A área ardida até 15 de julho deste ano foi quase quatro vezes menor do que em igual período de 2013, passando de 22.500 para 6.495 hectares, segundo o Instituto da Conservação da Natureza e das Florestas (ICNF).

O relatório provisório de incêndios florestais do ICNF indica que, entre 01 de janeiro e 15 de julho, se registaram 3.771 ocorrências de fogo, menos 1.595 do que no mesmo período de 2013, das quais 613 foram incêndios florestais e 3.158 fogachos.

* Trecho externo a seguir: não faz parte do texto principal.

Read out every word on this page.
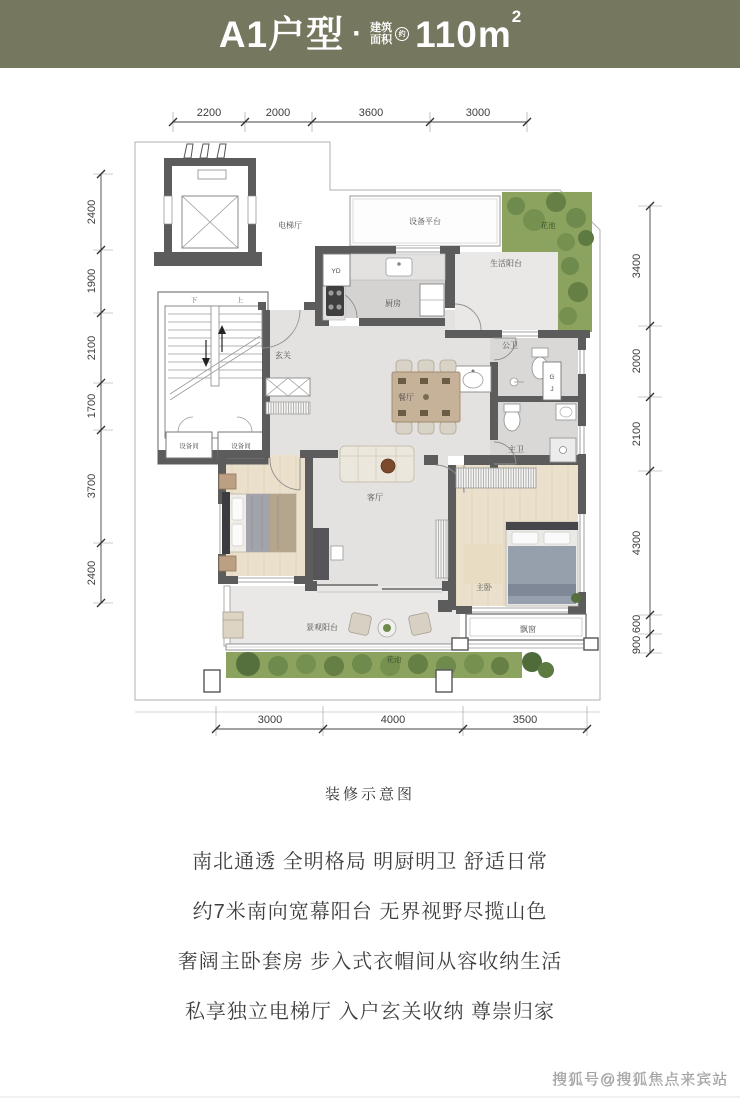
A1户型 · 建筑
面积 约 110m 2
花池
设备平台
电梯厅
下	上
设备间	设备间
飘窗
花池
YD
厨房
公卫
G
J
主卫
餐厅
玄关
生活阳台
客厅
主卧
景观阳台
2200	2000	3600	3000
2400
1900
2100
1700
3700
2400
3400
2000
2100
4300
600
900
3000	4000	3500
装修示意图

南北通透 全明格局 明厨明卫 舒适日常

约7米南向宽幕阳台 无界视野尽揽山色

奢阔主卧套房 步入式衣帽间从容收纳生活

私享独立电梯厅 入户玄关收纳 尊崇归家

搜狐号@搜狐焦点来宾站
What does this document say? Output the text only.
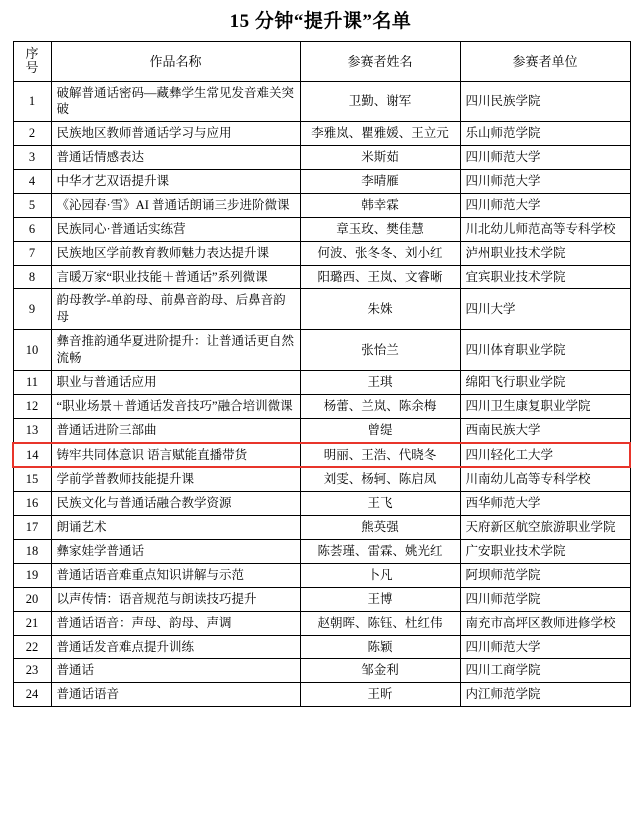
15 分钟“提升课”名单
序
号	作品名称	参赛者姓名	参赛者单位
1	破解普通话密码—藏彝学生常见发音难关突破	卫勤、谢军	四川民族学院
2	民族地区教师普通话学习与应用	李雅岚、瞿雅媛、王立元	乐山师范学院
3	普通话情感表达	米斯茹	四川师范大学
4	中华才艺双语提升课	李晴雁	四川师范大学
5	《沁园春·雪》AI 普通话朗诵三步进阶微课	韩幸霖	四川师范大学
6	民族同心·普通话实练营	章玉玫、樊佳慧	川北幼儿师范高等专科学校
7	民族地区学前教育教师魅力表达提升课	何波、张冬冬、刘小红	泸州职业技术学院
8	言暖万家“职业技能＋普通话”系列微课	阳璐西、王岚、文睿晰	宜宾职业技术学院
9	韵母教学-单韵母、前鼻音韵母、后鼻音韵母	朱姝	四川大学
10	彝音推韵通华夏进阶提升：让普通话更自然流畅	张怡兰	四川体育职业学院
11	职业与普通话应用	王琪	绵阳飞行职业学院
12	“职业场景＋普通话发音技巧”融合培训微课	杨蕾、兰岚、陈余梅	四川卫生康复职业学院
13	普通话进阶三部曲	曾缇	西南民族大学
14	铸牢共同体意识 语言赋能直播带货	明丽、王浩、代晓冬	四川轻化工大学
15	学前学普教师技能提升课	刘雯、杨轲、陈启凤	川南幼儿高等专科学校
16	民族文化与普通话融合教学资源	王飞	西华师范大学
17	朗诵艺术	熊英强	天府新区航空旅游职业学院
18	彝家娃学普通话	陈荟瑾、雷霖、姚光红	广安职业技术学院
19	普通话语音难重点知识讲解与示范	卜凡	阿坝师范学院
20	以声传情：语音规范与朗读技巧提升	王博	四川师范学院
21	普通话语音：声母、韵母、声调	赵朝晖、陈钰、杜红伟	南充市高坪区教师进修学校
22	普通话发音难点提升训练	陈颖	四川师范大学
23	普通话	邹金利	四川工商学院
24	普通话语音	王昕	内江师范学院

De acordo com o documento do ICNF, as 3.771 ocorrências de fogo resultaram em 6.495 hectares de área ardida, menos 16.005 do que no mesmo período de 2013, quando as chamas já tinham consumido 22.500 hectares.

«Comparando os valores do ano corrente com o histórico dos últimos dez anos, destaca-se o registo de menos 55 por cento de ocorrências relativamente à média verificada no decénio, e menos 70 por cento de área ardida face ao valor médio de área ardida no mesmo período», refere o relatório.

Da análise mensal dos incêndios, o ICNF sublinha que os valores até 15 de julho do número de ocorrências e da área ardida foram, à exceção do mês de maio, «substancialmente inferiores às respetivas médias mensais dos últimos dez anos, com diferenças mais expressivas no mês de fevereiro e na primeira quinzena de julho».

Segundo o relatório, maio foi o mês com maior número de incêndios, com 1.120 fogos, que provocaram 1.558 hectares de área ardida, enquanto em junho registou-se mais área ardida (2.067 hectares) devido às 950 ocorrências.

O maior número de ocorrências de fogo ocorreu no distrito do Porto (769), seguido dos de Braga (396) e Vila Real (327), sendo os incêndios maioritariamente fogachos, ou seja, ocorrências de pequena dimensão que não ultrapassam um hectare de área ardida.

Já os distritos com maior área ardida foram Porto, Guarda e Viana do Castelo, com 1.272, 924 e 812 hectares respetivamente.

O documento adianta que cerca de 74,4 por cento da área ardida no distrito do Porto (947 hectares) corresponde apenas ao fogo que deflagrou a 15 de junho, na freguesia de Aboadela, sendo este o maior incêndio deste ano.

De acordo com o ICNF, até 15 de julho registaram-se sete grandes incêndios, que queimaram 2.309 hectares de espaços florestais, cerca de 36 por cento do total da área ardida até 15 de julho, na síntese da Lusa.